The hard drive industry claims that hard drives have become more reliable over time, and that the major firms operate at a return rate (due to manufacturing defects) of less than 1%. However, manufacturers only get drives back within their warranty period, which for most manufacturers in the consumer market is 12 months. If the hard drive is one day past warranty, the manufacturers do not assist with troubleshooting. And hard drives generally are used well past the warranty period, with a greater chance of failing the older they get. For complete systems with a 2 or 3 year warranty, the manufacturer of the system takes the responsibility, not the hard drive manufacturer; and therefore problems for these systems are not included in their statistics. Also, manufacturers typically take back drives only for proven mechanical defects, not for other reasons.
Research by IT professionals indicates that hard drive failures are a fact of life and can lead to major down time with computer systems, some 30% of which may take 24 hours or more to resolve. That down time comes at great cost to companies and users.
As an owner of computer shops in the Tampa Bay, Florida area, I regularly compiled figures for returns relative to sales over the years. Hard drive returns (we tested each return before shipping back to manufacturers) were always in the 1-3% range, often running in certain batches of certain manufacturers, but comprising all the main manufacturers at one time or another.
Well known also is the litigation against IBM, leading to compensation to users, for some of its Deskstar series, where it became clear that they kept producing the series despite mounting returns and internal reviews of manufacturing flaws
It is therefore safe to assume that in 2005, 1% of all hard drives in use will fail. That means THREE MILLION hard drives in the USA. With notebooks now accounting for half of all personal computer sales, and being more prone to accidents, that figure of 3 million will effectively be even higher.

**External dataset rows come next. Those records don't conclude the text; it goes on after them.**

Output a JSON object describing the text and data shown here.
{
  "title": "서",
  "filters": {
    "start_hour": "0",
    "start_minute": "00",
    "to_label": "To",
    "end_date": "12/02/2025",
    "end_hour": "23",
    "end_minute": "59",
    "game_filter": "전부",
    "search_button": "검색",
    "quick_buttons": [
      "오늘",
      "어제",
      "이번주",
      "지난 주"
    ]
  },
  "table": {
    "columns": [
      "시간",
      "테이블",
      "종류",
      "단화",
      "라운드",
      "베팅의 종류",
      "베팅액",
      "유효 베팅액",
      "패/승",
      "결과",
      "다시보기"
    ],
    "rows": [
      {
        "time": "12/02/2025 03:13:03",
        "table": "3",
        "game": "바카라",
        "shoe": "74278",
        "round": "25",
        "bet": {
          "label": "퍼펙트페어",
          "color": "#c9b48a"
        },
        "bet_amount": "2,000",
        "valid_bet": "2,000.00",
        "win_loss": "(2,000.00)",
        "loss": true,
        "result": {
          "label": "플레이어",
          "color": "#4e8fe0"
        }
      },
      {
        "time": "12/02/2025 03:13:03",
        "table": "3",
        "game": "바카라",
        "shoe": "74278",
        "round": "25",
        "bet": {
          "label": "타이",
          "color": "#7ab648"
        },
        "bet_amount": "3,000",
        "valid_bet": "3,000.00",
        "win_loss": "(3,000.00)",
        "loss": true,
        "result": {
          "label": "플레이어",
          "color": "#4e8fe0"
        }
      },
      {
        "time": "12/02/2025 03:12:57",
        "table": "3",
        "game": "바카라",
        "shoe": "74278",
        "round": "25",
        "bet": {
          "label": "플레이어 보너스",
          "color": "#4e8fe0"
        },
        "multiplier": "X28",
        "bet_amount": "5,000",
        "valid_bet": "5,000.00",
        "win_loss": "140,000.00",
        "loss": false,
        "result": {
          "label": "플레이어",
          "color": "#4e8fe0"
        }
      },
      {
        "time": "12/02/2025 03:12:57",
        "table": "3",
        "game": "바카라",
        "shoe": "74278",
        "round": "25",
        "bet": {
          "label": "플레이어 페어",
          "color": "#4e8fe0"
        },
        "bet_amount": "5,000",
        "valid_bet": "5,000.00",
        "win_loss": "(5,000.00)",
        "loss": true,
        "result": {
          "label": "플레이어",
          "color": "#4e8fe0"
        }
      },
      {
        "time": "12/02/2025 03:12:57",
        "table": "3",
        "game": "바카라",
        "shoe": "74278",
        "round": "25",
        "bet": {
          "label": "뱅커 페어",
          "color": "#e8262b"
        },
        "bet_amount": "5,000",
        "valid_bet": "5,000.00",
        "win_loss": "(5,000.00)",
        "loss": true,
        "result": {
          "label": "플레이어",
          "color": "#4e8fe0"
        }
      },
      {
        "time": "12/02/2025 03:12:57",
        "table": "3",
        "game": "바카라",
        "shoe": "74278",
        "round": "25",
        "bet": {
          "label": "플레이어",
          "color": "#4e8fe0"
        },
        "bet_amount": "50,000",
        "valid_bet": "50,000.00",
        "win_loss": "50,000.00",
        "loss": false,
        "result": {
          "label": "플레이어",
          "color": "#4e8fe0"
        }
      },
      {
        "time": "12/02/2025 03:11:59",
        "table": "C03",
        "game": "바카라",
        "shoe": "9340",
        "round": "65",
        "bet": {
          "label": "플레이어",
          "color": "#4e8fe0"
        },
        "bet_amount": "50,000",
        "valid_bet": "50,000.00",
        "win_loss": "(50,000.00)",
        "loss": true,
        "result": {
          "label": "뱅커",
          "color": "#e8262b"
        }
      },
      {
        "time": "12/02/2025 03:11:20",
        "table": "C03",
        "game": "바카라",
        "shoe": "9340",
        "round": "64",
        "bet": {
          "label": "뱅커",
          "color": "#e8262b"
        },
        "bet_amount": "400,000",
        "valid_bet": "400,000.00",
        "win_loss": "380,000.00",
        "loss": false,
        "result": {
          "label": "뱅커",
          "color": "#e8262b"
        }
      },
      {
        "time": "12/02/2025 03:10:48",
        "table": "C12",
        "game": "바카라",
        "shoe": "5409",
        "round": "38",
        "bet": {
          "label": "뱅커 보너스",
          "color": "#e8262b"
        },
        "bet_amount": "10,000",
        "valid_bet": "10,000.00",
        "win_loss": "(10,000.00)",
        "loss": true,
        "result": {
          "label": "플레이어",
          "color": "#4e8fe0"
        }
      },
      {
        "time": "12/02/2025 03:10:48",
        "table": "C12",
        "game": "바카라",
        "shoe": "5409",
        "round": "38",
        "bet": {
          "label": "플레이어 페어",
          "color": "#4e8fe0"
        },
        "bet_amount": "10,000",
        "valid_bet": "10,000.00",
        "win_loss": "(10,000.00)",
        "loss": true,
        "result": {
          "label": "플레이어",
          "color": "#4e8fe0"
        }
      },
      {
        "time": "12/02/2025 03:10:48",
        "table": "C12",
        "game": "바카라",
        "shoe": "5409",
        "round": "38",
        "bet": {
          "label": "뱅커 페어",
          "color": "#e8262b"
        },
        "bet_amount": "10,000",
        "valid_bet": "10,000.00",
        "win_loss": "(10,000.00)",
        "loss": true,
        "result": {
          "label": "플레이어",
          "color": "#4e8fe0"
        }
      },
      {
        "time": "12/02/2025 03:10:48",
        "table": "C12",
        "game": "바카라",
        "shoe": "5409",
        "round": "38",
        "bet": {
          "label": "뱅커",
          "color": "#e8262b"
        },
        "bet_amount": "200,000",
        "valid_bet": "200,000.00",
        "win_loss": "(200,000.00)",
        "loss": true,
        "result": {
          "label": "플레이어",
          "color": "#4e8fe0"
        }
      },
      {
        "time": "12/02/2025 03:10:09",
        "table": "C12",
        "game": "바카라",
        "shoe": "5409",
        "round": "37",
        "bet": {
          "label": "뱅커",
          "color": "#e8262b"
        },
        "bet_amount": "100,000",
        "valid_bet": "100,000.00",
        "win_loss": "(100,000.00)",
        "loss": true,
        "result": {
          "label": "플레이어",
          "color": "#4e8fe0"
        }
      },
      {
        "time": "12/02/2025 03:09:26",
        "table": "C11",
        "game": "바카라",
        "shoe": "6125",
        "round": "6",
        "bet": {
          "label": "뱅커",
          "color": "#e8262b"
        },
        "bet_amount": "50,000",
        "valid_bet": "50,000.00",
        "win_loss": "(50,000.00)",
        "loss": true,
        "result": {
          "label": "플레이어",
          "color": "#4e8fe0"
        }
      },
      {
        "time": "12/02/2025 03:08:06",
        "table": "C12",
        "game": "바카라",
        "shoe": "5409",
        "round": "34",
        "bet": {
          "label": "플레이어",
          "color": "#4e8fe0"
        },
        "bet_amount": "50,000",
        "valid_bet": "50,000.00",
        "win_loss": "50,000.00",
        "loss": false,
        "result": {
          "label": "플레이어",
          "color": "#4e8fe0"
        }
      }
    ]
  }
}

Of course, you should always employ good computer practice, including backing up your files after each use, because your latest data will be the most important to you. Certainly if you were saving ID’s and Passwords to access your Internet accounts on your hard drive (and regularly changing, adding and deleting that information) you would need the latest data available.
In practice, not many people, and not even many firms, back-up their data regularly. And this leaves such data at risk.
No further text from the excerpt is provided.